In this case, execution failed because the schema disappeared. The connection looked up the shard location before it was moved, and tried to execute the query after it was moved.
Recall from Multiple shards per server (virtual shards) that the shard identifier is part of each schema name. This is how you can detect that the shard is gone. If you did not have a unique name for each schema, you would not be able to distinguish the shards.
In this case, execution failed because the connection was killed. The connection looked up the shard location before it was moved and started to execute the query, but the server decided that it took too long to execute.
When a host becomes too loaded, you can move one of the shards on the host to another server, but what do you do when the shard becomes too hot? The answer is: you split it.
Splitting a shard into multiple smaller shards can be very expensive, but the downtime can be kept to a minimum if done carefully. Assume that you need to split a shard and move half of the contents of the shard to a new node. Here’s a step-by-step explanation:
Take a backup of all the schemas in the shard. If you use an online backup method, such as MEB, XtraDB, or filesystem snapshots, the shard can be kept online while the backup is taken.
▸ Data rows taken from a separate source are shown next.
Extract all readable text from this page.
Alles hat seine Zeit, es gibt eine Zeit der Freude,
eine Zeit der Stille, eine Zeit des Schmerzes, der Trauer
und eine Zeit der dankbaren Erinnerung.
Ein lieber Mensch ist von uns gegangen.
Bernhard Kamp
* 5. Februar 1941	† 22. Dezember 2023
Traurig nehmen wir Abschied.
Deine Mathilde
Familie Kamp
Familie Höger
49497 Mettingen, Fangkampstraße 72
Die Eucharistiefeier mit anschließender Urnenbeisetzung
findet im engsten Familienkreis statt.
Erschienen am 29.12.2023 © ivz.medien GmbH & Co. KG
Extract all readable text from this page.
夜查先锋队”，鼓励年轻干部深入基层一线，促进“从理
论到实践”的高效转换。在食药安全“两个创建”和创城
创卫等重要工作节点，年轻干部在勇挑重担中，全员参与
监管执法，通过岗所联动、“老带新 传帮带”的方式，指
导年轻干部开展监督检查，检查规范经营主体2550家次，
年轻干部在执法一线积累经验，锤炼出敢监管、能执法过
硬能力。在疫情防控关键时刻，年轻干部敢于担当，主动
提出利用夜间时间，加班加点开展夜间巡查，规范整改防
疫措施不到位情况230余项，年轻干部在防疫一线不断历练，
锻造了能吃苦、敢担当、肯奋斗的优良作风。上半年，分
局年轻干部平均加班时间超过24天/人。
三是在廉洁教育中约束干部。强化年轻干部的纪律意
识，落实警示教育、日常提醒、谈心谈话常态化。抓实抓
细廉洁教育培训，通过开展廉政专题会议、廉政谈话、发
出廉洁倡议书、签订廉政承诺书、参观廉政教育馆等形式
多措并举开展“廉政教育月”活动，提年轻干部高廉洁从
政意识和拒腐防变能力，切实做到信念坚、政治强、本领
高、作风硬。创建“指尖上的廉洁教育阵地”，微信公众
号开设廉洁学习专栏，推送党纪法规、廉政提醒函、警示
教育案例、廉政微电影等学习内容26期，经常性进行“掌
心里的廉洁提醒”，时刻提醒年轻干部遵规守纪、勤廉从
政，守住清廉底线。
Write down the binary log position that this backup corresponds to.
Restore the backup from step 1 on the destination node.
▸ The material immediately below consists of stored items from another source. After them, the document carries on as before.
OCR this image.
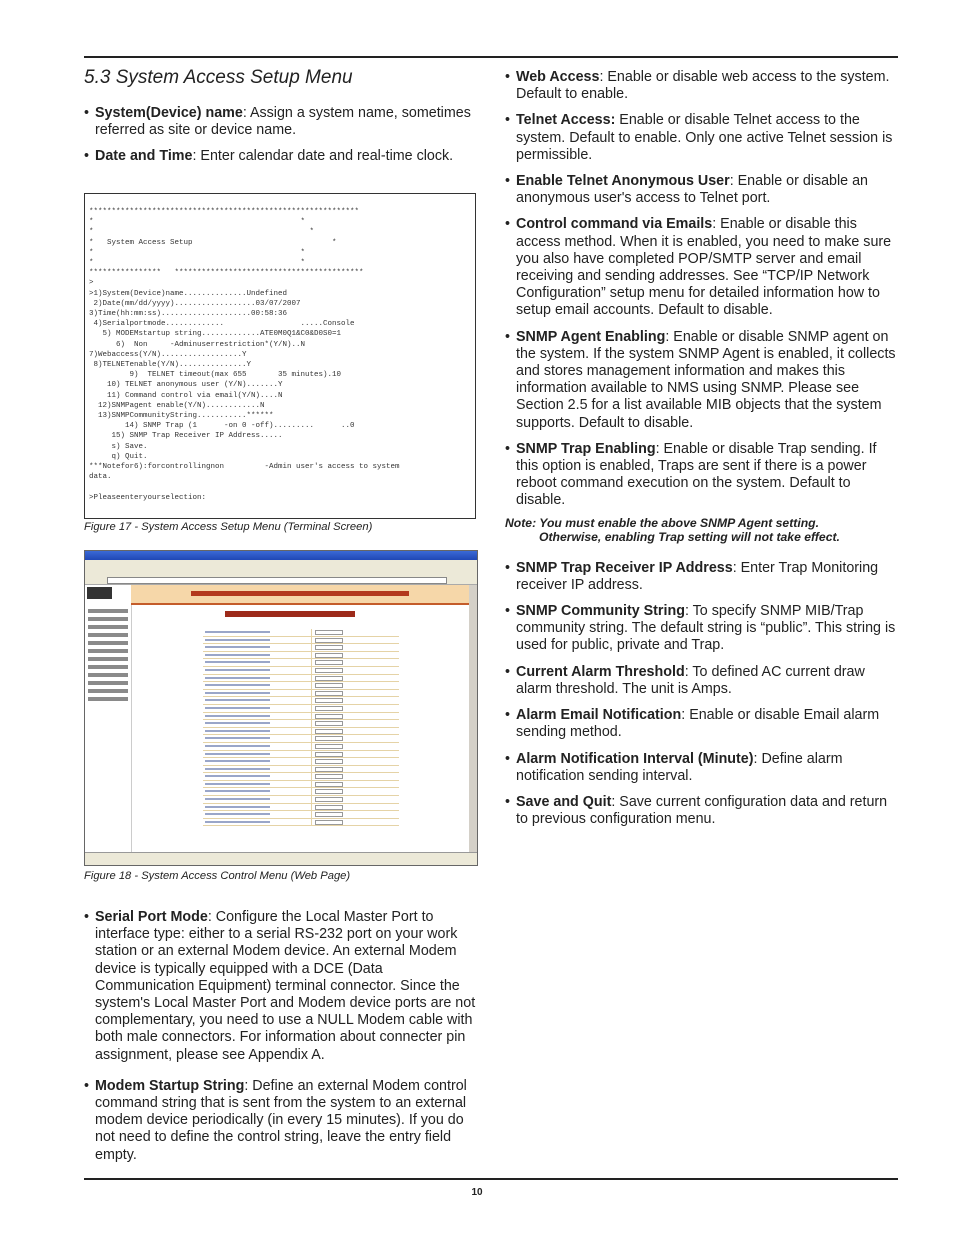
5.3 System Access Setup Menu
• System(Device) name: Assign a system name, sometimes referred as site or device name.
• Date and Time: Enter calendar date and real-time clock.
************************************************************
*                                              *
*                                                *
*   System Access Setup                               *
*                                              *
*                                              *
****************   ******************************************
>
>1)System(Device)name..............Undefined
2)Date(mm/dd/yyyy)..................03/07/2007
3)Time(hh:mm:ss)....................00:58:36
4)Serialportmode.............                 .....Console
5) MODEMstartup string.............ATE0M0Q1&C0&D0S0=1
6)  Non     -Adminuserrestriction*(Y/N)..N
7)Webaccess(Y/N)..................Y
8)TELNETenable(Y/N)...............Y
9)  TELNET timeout(max 655       35 minutes).10
10) TELNET anonymous user (Y/N).......Y
11) Command control via email(Y/N)....N
12)SNMPagent enable(Y/N)............N
13)SNMPCommunityString...........******
14) SNMP Trap (1      -on 0 -off).........      ..0
15) SNMP Trap Receiver IP Address.....
s) Save.
q) Quit.
***Notefor6):forcontrollingnon         -Admin user's access to system
data.

>Pleaseenteryourselection:
Figure 17 - System Access Setup Menu (Terminal Screen)
Figure 18 - System Access Control Menu (Web Page)
• Serial Port Mode: Configure the Local Master Port to interface type: either to a serial RS-232 port on your work station or an external Modem device. An external Modem device is typically equipped with a DCE (Data Communication Equipment) terminal connector. Since the system's Local Master Port and Modem device ports are not complementary, you need to use a NULL Modem cable with both male connectors. For information about connecter pin assignment, please see Appendix A.
• Modem Startup String: Define an external Modem control command string that is sent from the system to an external modem device periodically (in every 15 minutes). If you do not need to define the control string, leave the entry field empty.
• Web Access: Enable or disable web access to the system. Default to enable.
• Telnet Access: Enable or disable Telnet access to the system. Default to enable. Only one active Telnet session is permissible.
• Enable Telnet Anonymous User: Enable or disable an anonymous user's access to Telnet port.
• Control command via Emails: Enable or disable this access method. When it is enabled, you need to make sure you also have completed POP/SMTP server and email receiving and sending addresses. See “TCP/IP Network Configuration” setup menu for detailed information how to setup email accounts. Default to disable.
• SNMP Agent Enabling: Enable or disable SNMP agent on the system. If the system SNMP Agent is enabled, it collects and stores management information and makes this information available to NMS using SNMP. Please see Section 2.5 for a list available MIB objects that the system supports. Default to disable.
• SNMP Trap Enabling: Enable or disable Trap sending. If this option is enabled, Traps are sent if there is a power reboot command execution on the system. Default to disable.
Note: You must enable the above SNMP Agent setting.
Otherwise, enabling Trap setting will not take effect.
• SNMP Trap Receiver IP Address: Enter Trap Monitoring receiver IP address.
• SNMP Community String: To specify SNMP MIB/Trap community string. The default string is “public”. This string is used for public, private and Trap.
• Current Alarm Threshold: To defined AC current draw alarm threshold. The unit is Amps.
• Alarm Email Notification: Enable or disable Email alarm sending method.
• Alarm Notification Interval (Minute): Define alarm notification sending interval.
• Save and Quit: Save current configuration data and return to previous configuration menu.
10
Start replication from the source node to the destination
node. If you want to avoid copying more changes than necessary, you
can use binlog-do-db
or
replication-do-db
to just replicate changes for the
schemas that you moved. At this point, all requests still go to the
original shard and the new shard is “dark” and not visible.
Wait until replication has caught up and the destination is close enough to the source. Then lock the source shard so that neither reads nor writes are possible.
Wait until the destination host is fully up to date with the source. During this step, all data in the shard will be unavailable.
Update the sharding database so that all requests for data in the new shard go to the new shard.
Unlock the source shard. At this point, all data is available, but there is too much data on both the source and destination shards. This data is, however, not part of the new shard data and queries sent to the server will not access this data.
Start two jobs in parallel that remove the superfluous rows on each
shard using a normal DELETE
. To
avoid a large impact on performance, you can remove just a few rows
at a time by adding a LIMIT
.
This chapter presented techniques for increasing the throughput of your applications by scaling out, whereby we introduced more servers to handle more requests for data. We presented ways to set up MySQL for scaling out using replication and gave practical examples of some of the concepts. In the next chapter, we will look at some more advanced replication concepts.
[6] The MySQL Reference Manual refers to a schema as a
database, making that term ambiguous. The SQL
standard actually uses the name schema and the
syntax for the create statement is CREATE SCHEMA
schema
in the SQL standard.
[7] Many backup techniques can handle individual tables as well, but it is more complicated to manage backup and restore of individual tables. Using databases to structure the database makes the job of managing backups easier.